期刊:Reviews in Chemical Engineering [De Gruyter] 日期:2025-02-20
标识
DOI:10.1515/revce-2024-0023
摘要
Abstract Flotation is the most widely used technology for mineral separation and purification. The flotation production process has complex mechanism characteristics and is influenced by multiple variables that are coupled with each other, which has always been a difficulty in controlling the beneficiation process. The flotation system of mineral processing plants mostly relies on manual control, which is influenced by subjective factors such as worker experience, technical level, and sense of responsibility, making it difficult to optimize control parameters and maximize production efficiency.

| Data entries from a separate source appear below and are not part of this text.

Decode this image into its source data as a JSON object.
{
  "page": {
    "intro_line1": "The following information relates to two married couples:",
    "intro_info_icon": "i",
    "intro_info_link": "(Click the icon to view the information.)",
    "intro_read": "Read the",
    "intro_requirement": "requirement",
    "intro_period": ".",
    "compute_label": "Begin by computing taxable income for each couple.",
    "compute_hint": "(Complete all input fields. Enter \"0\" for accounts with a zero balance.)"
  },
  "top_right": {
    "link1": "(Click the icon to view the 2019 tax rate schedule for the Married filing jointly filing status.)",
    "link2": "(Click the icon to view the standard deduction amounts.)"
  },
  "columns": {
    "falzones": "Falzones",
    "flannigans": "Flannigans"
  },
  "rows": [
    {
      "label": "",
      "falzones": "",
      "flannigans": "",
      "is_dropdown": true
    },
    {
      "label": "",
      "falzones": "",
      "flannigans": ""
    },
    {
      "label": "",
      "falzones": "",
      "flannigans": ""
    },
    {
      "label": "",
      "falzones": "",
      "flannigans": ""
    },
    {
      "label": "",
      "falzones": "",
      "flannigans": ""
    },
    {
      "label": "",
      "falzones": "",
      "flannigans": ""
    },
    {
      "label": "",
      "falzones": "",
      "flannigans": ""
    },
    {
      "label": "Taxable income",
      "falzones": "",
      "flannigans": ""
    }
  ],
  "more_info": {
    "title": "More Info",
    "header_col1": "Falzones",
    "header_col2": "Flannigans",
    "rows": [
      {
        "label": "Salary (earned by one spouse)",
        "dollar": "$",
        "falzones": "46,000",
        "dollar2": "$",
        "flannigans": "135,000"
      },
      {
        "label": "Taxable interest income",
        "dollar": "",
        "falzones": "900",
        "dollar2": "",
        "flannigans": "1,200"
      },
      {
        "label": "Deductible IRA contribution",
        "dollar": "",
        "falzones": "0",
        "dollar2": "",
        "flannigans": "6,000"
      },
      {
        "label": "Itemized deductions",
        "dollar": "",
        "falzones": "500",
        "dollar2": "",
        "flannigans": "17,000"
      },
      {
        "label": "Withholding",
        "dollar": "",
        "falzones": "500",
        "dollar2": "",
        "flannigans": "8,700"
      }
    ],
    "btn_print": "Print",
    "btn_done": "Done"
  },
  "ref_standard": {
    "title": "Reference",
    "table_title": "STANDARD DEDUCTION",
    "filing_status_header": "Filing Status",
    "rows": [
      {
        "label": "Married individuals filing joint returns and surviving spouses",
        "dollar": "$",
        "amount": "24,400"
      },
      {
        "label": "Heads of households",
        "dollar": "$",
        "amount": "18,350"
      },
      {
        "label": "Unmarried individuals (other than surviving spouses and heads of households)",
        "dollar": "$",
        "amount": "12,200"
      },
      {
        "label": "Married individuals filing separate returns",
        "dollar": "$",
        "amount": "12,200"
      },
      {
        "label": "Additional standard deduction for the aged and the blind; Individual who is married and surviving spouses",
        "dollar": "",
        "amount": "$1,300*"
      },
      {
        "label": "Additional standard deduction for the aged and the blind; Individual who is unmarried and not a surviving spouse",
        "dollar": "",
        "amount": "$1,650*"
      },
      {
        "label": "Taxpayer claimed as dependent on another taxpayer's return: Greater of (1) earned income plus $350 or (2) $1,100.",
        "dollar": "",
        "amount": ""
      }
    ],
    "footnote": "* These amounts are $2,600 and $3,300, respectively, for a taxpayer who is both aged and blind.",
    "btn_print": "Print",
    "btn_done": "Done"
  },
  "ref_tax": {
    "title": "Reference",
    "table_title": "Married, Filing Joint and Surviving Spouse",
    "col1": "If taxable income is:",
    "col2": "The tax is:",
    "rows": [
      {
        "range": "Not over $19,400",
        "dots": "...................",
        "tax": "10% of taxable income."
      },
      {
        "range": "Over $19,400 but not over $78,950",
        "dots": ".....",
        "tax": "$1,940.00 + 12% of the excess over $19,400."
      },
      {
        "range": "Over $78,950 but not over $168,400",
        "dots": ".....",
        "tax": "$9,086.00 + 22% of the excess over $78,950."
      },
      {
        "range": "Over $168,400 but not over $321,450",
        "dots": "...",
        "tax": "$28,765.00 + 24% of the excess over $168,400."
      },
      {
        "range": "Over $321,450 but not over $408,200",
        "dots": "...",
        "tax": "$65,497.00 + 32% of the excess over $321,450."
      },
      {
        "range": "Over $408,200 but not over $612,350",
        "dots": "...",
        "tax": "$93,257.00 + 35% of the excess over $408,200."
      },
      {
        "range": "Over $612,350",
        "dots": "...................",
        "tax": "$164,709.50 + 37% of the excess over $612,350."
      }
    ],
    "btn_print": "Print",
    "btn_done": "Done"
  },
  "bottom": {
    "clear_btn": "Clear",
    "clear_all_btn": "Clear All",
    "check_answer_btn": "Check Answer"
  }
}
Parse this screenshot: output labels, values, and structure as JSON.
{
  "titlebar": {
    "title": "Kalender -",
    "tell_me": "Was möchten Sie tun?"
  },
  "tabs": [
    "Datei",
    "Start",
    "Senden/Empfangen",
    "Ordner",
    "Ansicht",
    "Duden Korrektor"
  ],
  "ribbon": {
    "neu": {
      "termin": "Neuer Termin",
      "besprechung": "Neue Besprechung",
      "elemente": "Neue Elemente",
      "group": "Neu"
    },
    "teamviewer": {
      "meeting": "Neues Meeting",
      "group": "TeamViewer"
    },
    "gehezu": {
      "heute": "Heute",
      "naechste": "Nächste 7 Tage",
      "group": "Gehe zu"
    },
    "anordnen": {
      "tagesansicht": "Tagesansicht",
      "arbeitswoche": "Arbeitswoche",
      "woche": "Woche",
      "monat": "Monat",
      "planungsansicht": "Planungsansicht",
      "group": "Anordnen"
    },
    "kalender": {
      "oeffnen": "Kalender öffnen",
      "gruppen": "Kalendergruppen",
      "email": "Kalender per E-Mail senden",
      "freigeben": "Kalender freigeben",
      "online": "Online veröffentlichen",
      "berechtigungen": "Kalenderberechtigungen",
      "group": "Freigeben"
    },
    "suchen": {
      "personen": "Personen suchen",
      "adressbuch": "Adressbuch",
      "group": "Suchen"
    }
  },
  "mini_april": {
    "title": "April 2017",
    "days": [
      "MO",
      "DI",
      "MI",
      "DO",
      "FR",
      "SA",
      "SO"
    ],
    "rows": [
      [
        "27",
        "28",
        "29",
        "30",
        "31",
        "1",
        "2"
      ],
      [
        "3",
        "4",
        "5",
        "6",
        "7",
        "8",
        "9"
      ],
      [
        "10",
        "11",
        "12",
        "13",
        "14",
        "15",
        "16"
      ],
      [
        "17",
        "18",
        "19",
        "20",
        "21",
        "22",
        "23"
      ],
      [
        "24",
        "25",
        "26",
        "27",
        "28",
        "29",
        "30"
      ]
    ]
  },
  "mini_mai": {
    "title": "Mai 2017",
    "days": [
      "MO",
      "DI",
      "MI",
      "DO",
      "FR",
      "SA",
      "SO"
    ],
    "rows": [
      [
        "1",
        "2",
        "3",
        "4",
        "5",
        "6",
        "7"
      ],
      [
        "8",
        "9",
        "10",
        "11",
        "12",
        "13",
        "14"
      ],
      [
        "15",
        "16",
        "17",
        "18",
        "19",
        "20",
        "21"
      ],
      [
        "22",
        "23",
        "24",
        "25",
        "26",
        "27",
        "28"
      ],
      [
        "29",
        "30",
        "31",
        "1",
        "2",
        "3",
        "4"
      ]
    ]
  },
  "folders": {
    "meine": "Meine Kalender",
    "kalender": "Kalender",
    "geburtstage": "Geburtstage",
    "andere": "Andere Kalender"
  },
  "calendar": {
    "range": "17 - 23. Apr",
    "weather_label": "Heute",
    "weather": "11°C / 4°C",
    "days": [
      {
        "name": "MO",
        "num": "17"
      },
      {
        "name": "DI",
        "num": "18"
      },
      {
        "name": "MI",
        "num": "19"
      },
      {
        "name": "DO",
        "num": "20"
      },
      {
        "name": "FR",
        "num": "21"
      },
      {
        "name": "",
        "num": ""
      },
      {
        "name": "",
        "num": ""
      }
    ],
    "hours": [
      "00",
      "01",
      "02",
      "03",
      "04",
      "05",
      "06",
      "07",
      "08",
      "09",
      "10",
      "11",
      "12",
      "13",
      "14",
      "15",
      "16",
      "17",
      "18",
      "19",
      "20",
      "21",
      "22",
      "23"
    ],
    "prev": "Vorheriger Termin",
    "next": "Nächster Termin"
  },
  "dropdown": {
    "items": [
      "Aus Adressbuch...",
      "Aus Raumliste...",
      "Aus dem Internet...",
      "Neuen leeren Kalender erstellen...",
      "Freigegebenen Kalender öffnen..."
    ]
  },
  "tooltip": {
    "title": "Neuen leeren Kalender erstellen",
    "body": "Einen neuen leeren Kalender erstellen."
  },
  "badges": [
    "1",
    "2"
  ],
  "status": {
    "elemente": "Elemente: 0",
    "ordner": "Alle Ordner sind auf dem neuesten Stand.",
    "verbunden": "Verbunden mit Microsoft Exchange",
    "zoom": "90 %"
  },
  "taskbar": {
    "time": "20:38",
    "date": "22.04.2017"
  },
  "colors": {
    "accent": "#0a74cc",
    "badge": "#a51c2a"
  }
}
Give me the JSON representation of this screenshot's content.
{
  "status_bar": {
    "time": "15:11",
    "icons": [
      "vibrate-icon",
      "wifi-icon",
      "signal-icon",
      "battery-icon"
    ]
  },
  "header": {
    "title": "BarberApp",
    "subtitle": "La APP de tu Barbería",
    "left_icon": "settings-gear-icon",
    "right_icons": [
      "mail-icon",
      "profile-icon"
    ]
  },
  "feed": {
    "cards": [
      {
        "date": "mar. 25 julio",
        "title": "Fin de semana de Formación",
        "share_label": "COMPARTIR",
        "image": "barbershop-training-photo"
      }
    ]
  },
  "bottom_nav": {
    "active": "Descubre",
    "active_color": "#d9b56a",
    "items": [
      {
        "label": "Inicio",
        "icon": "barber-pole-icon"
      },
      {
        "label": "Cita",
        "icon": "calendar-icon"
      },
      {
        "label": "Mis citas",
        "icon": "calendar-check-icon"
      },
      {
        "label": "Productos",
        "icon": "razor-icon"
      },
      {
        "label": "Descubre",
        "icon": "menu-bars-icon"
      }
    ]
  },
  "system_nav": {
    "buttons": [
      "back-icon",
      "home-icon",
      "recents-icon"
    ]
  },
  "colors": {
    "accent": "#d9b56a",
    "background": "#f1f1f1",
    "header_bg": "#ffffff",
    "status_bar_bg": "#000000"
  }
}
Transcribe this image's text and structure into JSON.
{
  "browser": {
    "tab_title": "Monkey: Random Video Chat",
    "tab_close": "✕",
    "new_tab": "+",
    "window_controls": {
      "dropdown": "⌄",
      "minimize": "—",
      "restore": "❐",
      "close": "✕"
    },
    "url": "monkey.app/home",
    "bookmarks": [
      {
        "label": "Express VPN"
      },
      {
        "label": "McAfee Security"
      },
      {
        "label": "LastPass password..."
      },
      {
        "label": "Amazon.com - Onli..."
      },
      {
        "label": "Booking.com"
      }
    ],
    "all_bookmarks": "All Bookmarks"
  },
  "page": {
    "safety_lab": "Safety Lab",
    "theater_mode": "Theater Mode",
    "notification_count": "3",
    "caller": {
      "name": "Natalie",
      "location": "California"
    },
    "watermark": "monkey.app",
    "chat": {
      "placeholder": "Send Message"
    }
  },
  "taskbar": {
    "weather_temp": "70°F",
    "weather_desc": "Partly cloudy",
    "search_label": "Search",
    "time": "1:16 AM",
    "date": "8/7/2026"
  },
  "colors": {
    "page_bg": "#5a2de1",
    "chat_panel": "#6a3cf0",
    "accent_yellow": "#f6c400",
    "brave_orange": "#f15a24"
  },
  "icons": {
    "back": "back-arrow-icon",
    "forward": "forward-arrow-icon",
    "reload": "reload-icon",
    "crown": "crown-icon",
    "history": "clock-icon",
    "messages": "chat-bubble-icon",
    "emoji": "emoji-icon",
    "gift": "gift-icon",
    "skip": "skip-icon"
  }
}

This paper systematically summarized the automation systems of flotation equipment such as automatic dosing device, automatic liquid level detection device, automatic feed concentration adjustment device, and automatic feed flow adjustment device. The accurate extraction methods of physical and dynamic characteristics such as color, texture, size, and moving speed of flotation froth were reviewed. The traditional data-driven model and image feature-based prediction methods for prediction of the grade, recovery rate, ash content in the concentrate, and tailings were combed. On this basis, a technical route for achieving intelligent flotation process was proposed with the aim of providing theoretical and practical references through the collaborative operation of flotation devices, detection sensors, and machine learning algorithms.